Contrary to current beliefs, but paying down debt is still a good idea. And I’m not sure that convincing your mother at this stage of life to invest in RE is a good thing. It doesn’t sound like that she is comfortable with the small debt that she currently has. Adding more debt isn’t going to help that feeling.
i’ll mention the high refi expenses. she is going to do what she wants anyway, which is to pay down the loan a bit, then just double up on payments two or three times a year.
we’ll look for a good deal, but yes, the bank she’s with now, quoted high refi expenses…but she spoke to someone over the phone, i told her that she is not to do that…
you might be able to extend the draw period on the heloc. otherwise, you could look into a no-closing cost refinance through a local credit union or bank.
At Wamu, they offer an extension/addition of credit line. Lady helping me told me she could increase mom’s line to 100k, of which, my mother uses none.
Mom could pay down 75, then refinance line as many times as she likes, to continue lowering interest rate.

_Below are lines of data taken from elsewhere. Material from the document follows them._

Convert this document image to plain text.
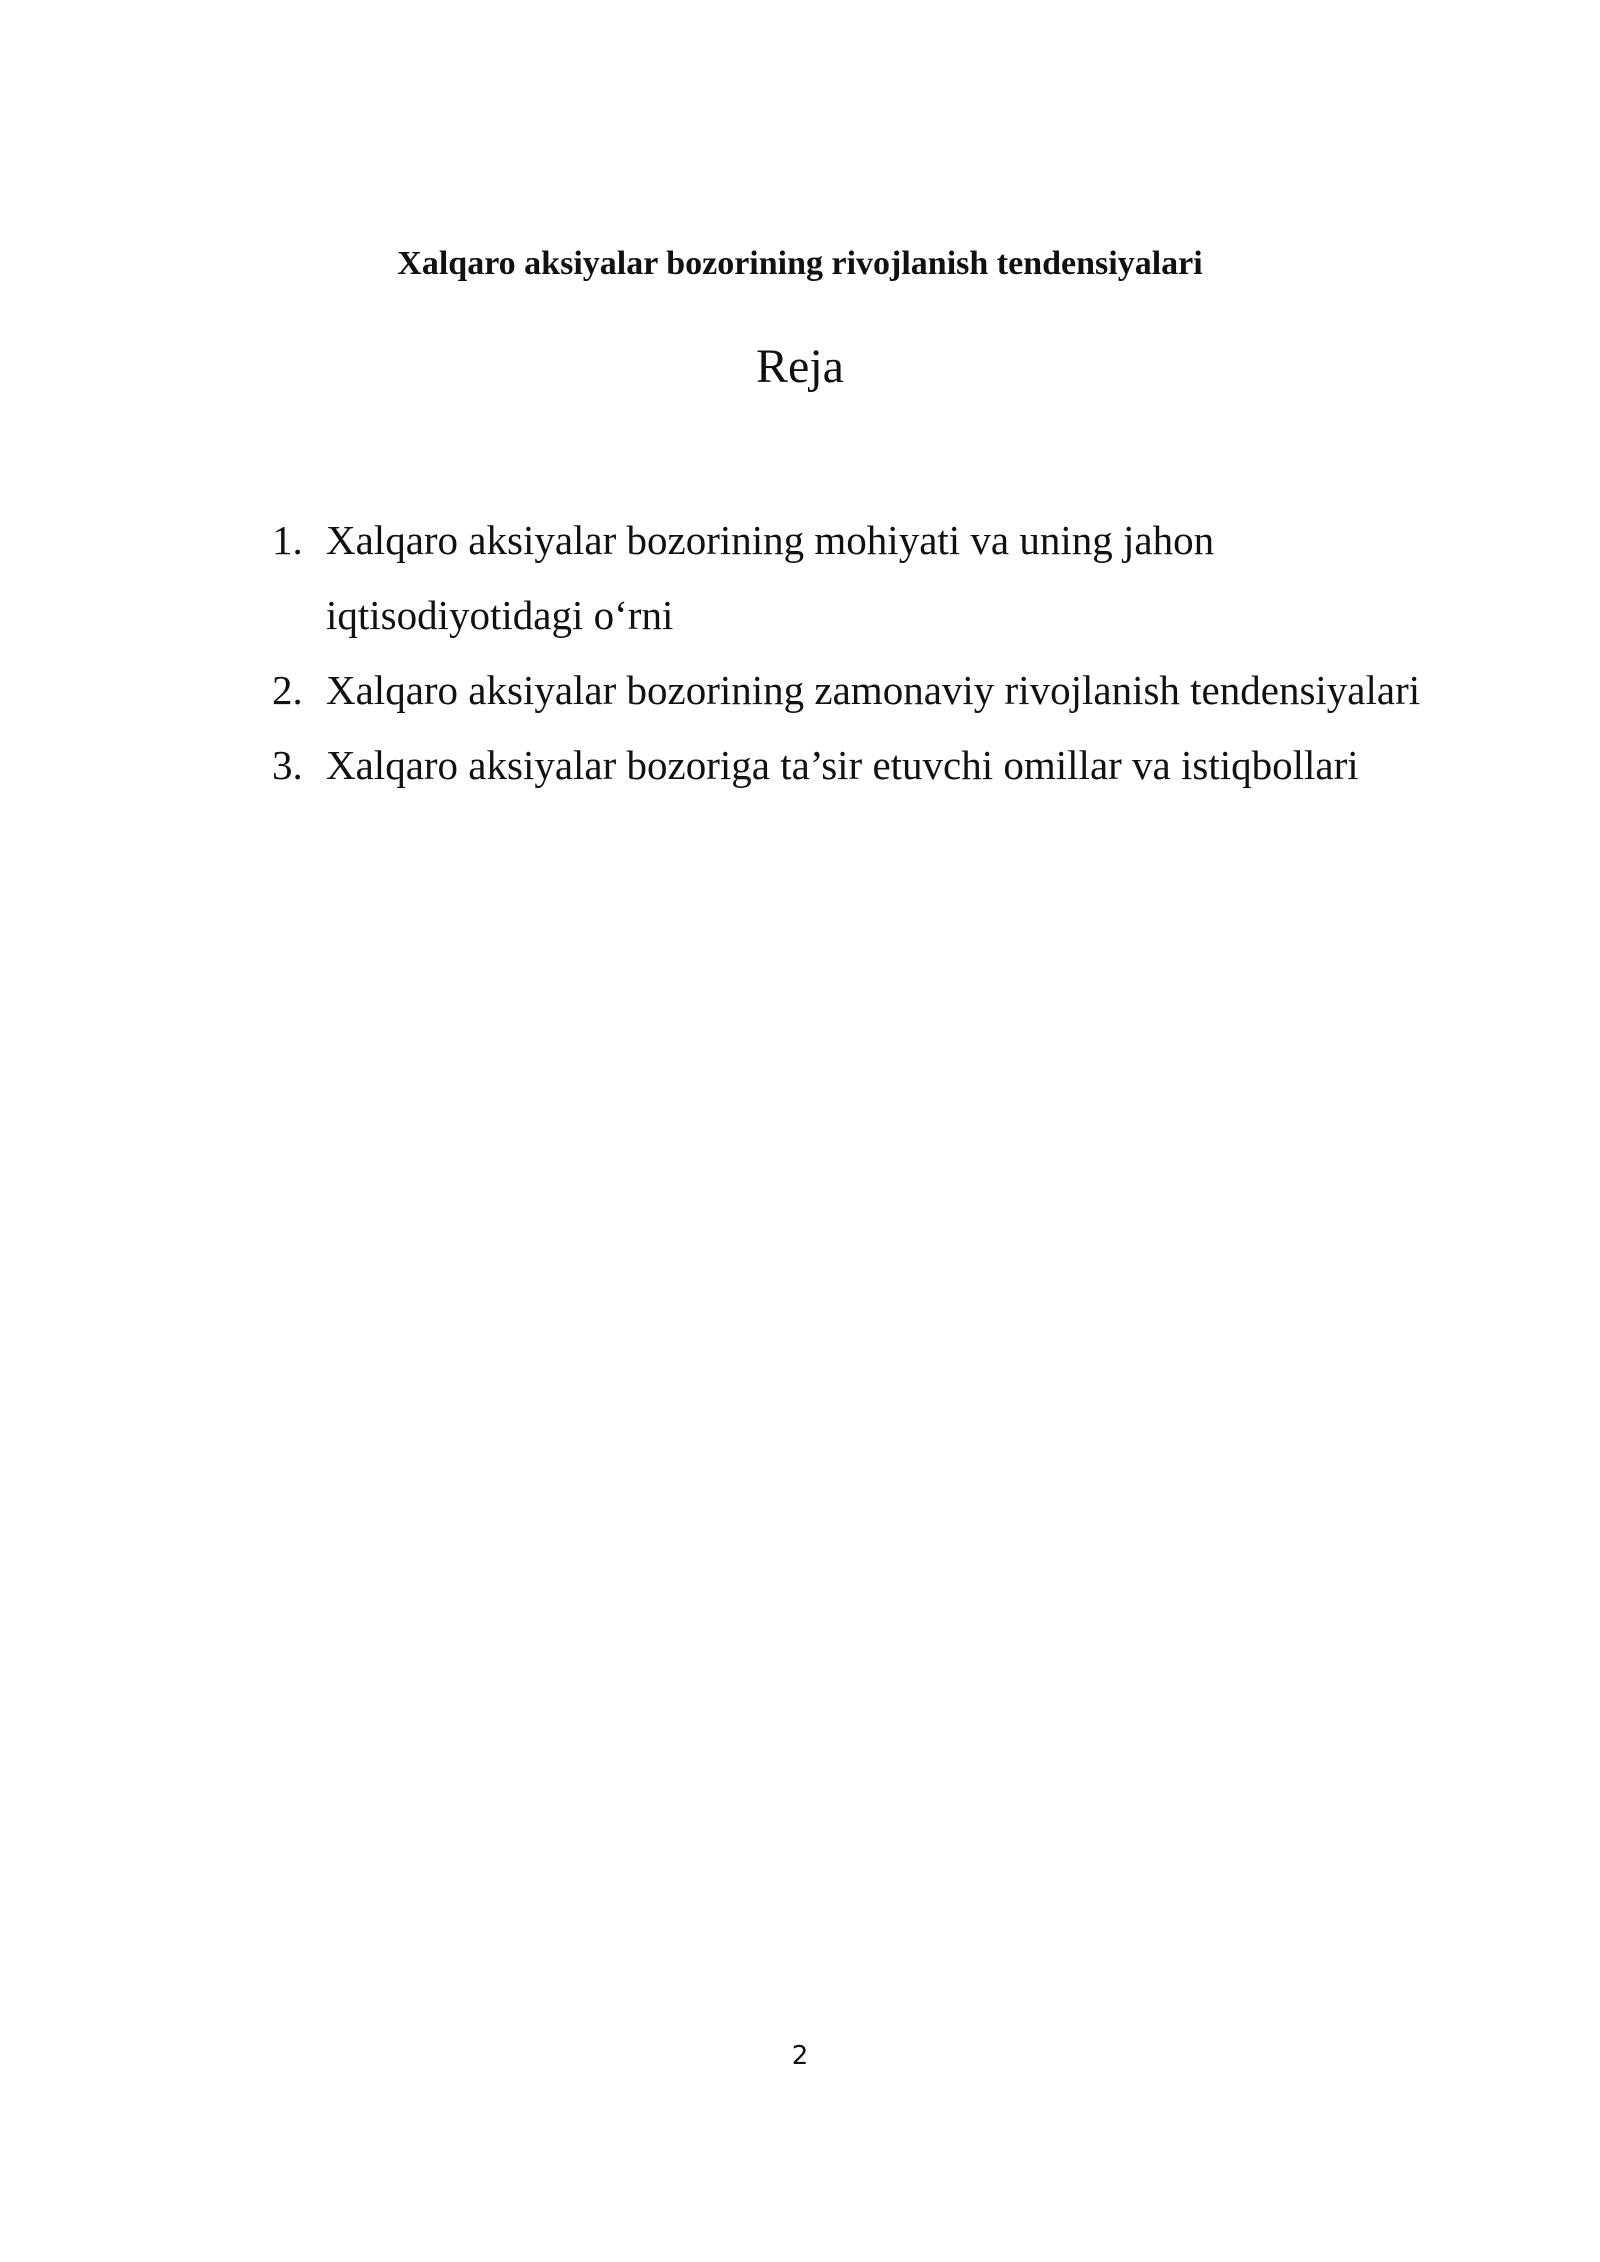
Xalqaro aksiyalar bozorining rivojlanish tendensiyalari
Reja
1. Xalqaro aksiyalar bozorining mohiyati va uning jahon
iqtisodiyotidagi o‘rni
2. Xalqaro aksiyalar bozorining zamonaviy rivojlanish tendensiyalari
3. Xalqaro aksiyalar bozoriga ta’sir etuvchi omillar va istiqbollari
2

A heloc does not need to be refinanced. It is an equity line of credit. It is just (in lay terms) a big ole credit card that is secured by the equity in the subject real estate. You can borrower against it and pay it down many times without having to refinance, again, just like your credit card balance can go up and down through payments or charges.
She would not have to refinance this line at all. Most states offer 10 years of interest only payments. Without knowing the terms of her current deal I would not be able to say what the best course of action is, but at the very least she should be able to refi this HELOC into another HELOC and then have 10 years of interest only payments.
If your mother is that concerned with paying down the debt then she should not be getting a HELOC in the first place. HELOC payments derive their interest rates from the prime rate (plus or minus points based on the borrower). A closed end loan derives its payments from the 10 year treasury note. The 10 year note is not tied directly to the FED and the interest rate tightening, however the prime rate is tied DIRECTLY to this. Also, the 10 year note is considerably less than prime at this point (and most of the time for that matter).